16

I've written a Python 3.7 script that asynchronously (asyncio 3.4.3 and aiohttp 3.5.4) creates a Salesforce bulk API (v45.0) job/batch using multiple objects queried by a single SOQL statement each, waits for the batches to complete, upon completion downloads (streaming) the results to a server, does some data transformations, and then finally synchronously uploads the results to SQL Server 2016 SP1 (13.0.4560.0). I have had plenty of successful trial runs with this and thought it was working perfectly, however, I've recently started intermittently receiving the following error and am kind of at a loss on how to fix as there are very few reports/solutions of this on the web:

aiohttp.client_exceptions.ClientPayloadError: Response payload is not completed

Sample code snippet:

import asyncio,aiohttp,aiofiles
from simple_salesforce import Salesforce
from xml.etree import ElementTree

#Establish a session using the simple_salesforce module
sf = Salesforce(username=username,
                password=password,
                security_token=securityToken,
                organizationId=organizationId)
sfAPIURL = 'https://myinstance.salesforce.com/services/async/45.0/job/'
sfDataPath = 'C:/Salesforce/Data/'

#Dictionary to store information for the object/job/batch while the script is executing
objectDictionary = 
{'Account': {'job':
                {'batch': {'id': '8596P00000ihwpJulI','results': ['8596V00000Bo9iU'],'state': 'Completed'},
             'id': '8752R00000iUjtReqS'},
             'soql': 'select Id,Name from Account'},

 'Contact': {'job':
                {'batch': {'id': '9874G00000iJnBbVgg','results': ['7410t00000Ao9vp'],'state': 'Completed'},
             'id': '8800o00000POIkLlLa'},
             'soql': 'select Id,Name from Contact'}}

async def retrieveResults(jobId, batchId, sfObject):
    headers = {"X-SFDC-Session": sf.session_id, 'Content-Encoding': 'gzip'}
    async with aiohttp.ClientSession() as session:
        async with session.get(url=f'{sfAPIURL}{jobId}/batch/{batchId}/result', headers=headers) as r:
            data = await r.text()
            batchResults = ElementTree.fromstring(data) #list of batch results
            for resultID in batchResults:
                async with session.get(url=f'{sfAPIURL}{jobId}/batch/{batchId}/result/{resultID.text}', headers=headers, timeout=None) as r:
                    async with aiofiles.open(f'{sfDataPath}{sfObject}_TEMP_JOB_{jobId}_BATCH_{batchId}_RESULT_{resultID.text}.csv', 'wb') as outfile: #save in temporary file for manipulation later
                        while True:
                            chunk = await r.content.read(81920)
                            if not chunk:
                                break
                            await outfile.write(chunk)

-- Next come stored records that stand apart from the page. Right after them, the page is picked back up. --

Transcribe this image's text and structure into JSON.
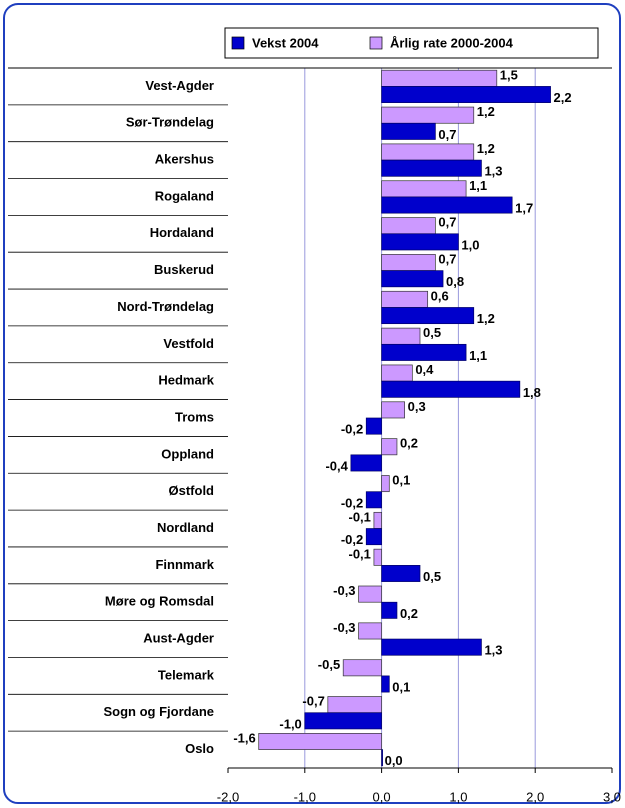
{
  "chart_data": {
    "type": "hbar",
    "categories": [
      "Vest-Agder",
      "Sør-Trøndelag",
      "Akershus",
      "Rogaland",
      "Hordaland",
      "Buskerud",
      "Nord-Trøndelag",
      "Vestfold",
      "Hedmark",
      "Troms",
      "Oppland",
      "Østfold",
      "Nordland",
      "Finnmark",
      "Møre og Romsdal",
      "Aust-Agder",
      "Telemark",
      "Sogn og Fjordane",
      "Oslo"
    ],
    "series": [
      {
        "name": "Vekst 2004",
        "color": "#0000cc",
        "values": [
          2.2,
          0.7,
          1.3,
          1.7,
          1.0,
          0.8,
          1.2,
          1.1,
          1.8,
          -0.2,
          -0.4,
          -0.2,
          -0.2,
          0.5,
          0.2,
          1.3,
          0.1,
          -1.0,
          0.0
        ],
        "value_labels": [
          "2,2",
          "0,7",
          "1,3",
          "1,7",
          "1,0",
          "0,8",
          "1,2",
          "1,1",
          "1,8",
          "-0,2",
          "-0,4",
          "-0,2",
          "-0,2",
          "0,5",
          "0,2",
          "1,3",
          "0,1",
          "-1,0",
          "0,0"
        ]
      },
      {
        "name": "Årlig rate 2000-2004",
        "color": "#cc99ff",
        "values": [
          1.5,
          1.2,
          1.2,
          1.1,
          0.7,
          0.7,
          0.6,
          0.5,
          0.4,
          0.3,
          0.2,
          0.1,
          -0.1,
          -0.1,
          -0.3,
          -0.3,
          -0.5,
          -0.7,
          -1.6
        ],
        "value_labels": [
          "1,5",
          "1,2",
          "1,2",
          "1,1",
          "0,7",
          "0,7",
          "0,6",
          "0,5",
          "0,4",
          "0,3",
          "0,2",
          "0,1",
          "-0,1",
          "-0,1",
          "-0,3",
          "-0,3",
          "-0,5",
          "-0,7",
          "-1,6"
        ]
      }
    ],
    "xlim": [
      -2.0,
      3.0
    ],
    "xticks": [
      {
        "value": -2.0,
        "label": "-2,0"
      },
      {
        "value": -1.0,
        "label": "-1,0"
      },
      {
        "value": 0.0,
        "label": "0,0"
      },
      {
        "value": 1.0,
        "label": "1,0"
      },
      {
        "value": 2.0,
        "label": "2,0"
      },
      {
        "value": 3.0,
        "label": "3,0"
      }
    ],
    "grid": true,
    "legend": "top"
  }
}
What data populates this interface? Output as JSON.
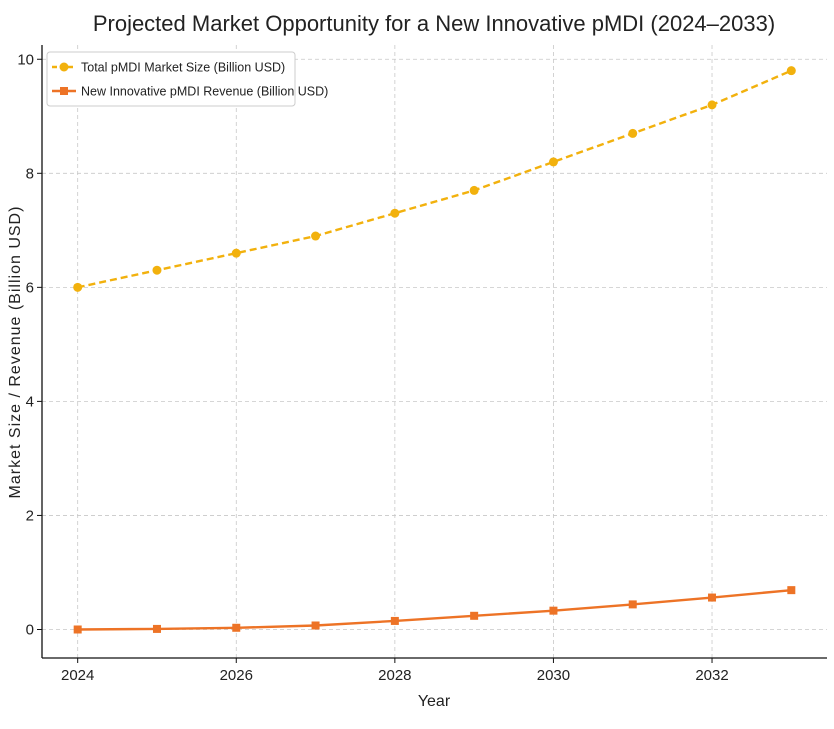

async def asyncDownload():
    await asyncio.gather(*[retrieveResults(objectDictionary[sfObject]['job']['id'], objectDictionary[sfObject]['job']['batch']['id'], sfObject) for sfObject in objectDictionary])

if __name__ == "__main__":
    asyncio.run(asyncDownload())

Traceback (error lines won't match code snippet above):

Traceback (most recent call last):

File "C:\Code\salesforce.py", line 252, in asyncio.run(asyncDownload())

File "C:\Program Files\Python37\lib\asyncio\runners.py", line 43, in run return loop.run_until_complete(main)

File "C:\Program Files\Python37\lib\asyncio\base_events.py", line 584, in run_until_complete return future.result()

File "C:\Code\salesforce.py", line 241, in asyncDownload await asyncio.gather(*[retrieveResults(objectDictionary[sfObject]['job']['id'], objectDictionary[sfObject]['job']['batch']['id'], sfObject) for sfObject in objectDictionary])

File "C:\Code\salesforce.py", line 183, in retrieveResults chunk = await r.content.read(81920)

File "C:\Program Files\Python37\lib\site-packages\aiohttp\streams.py", line 369, in read await self._wait('read')

File "C:\Program Files\Python37\lib\site-packages\aiohttp\streams.py", line 297, in _wait await waiter

aiohttp.client_exceptions.ClientPayloadError: Response payload is not completed

The root of the problem seems to begin with r.content.read(81920) which should be streaming data in 81920 byte chunks but that's about as far as I can get.

I don't think this is a network issue on my end as there are other small jobs connected to external sources on this server that finish without issue while this job runs. Does anyone have any idea what is going on here?

Thank you!

-Edit:

I've tried iter_any() instead of read() and still get the same error...

async for data in r.content.iter_any():
    await outfile.write(data)

I've tried readline() and still get the same error...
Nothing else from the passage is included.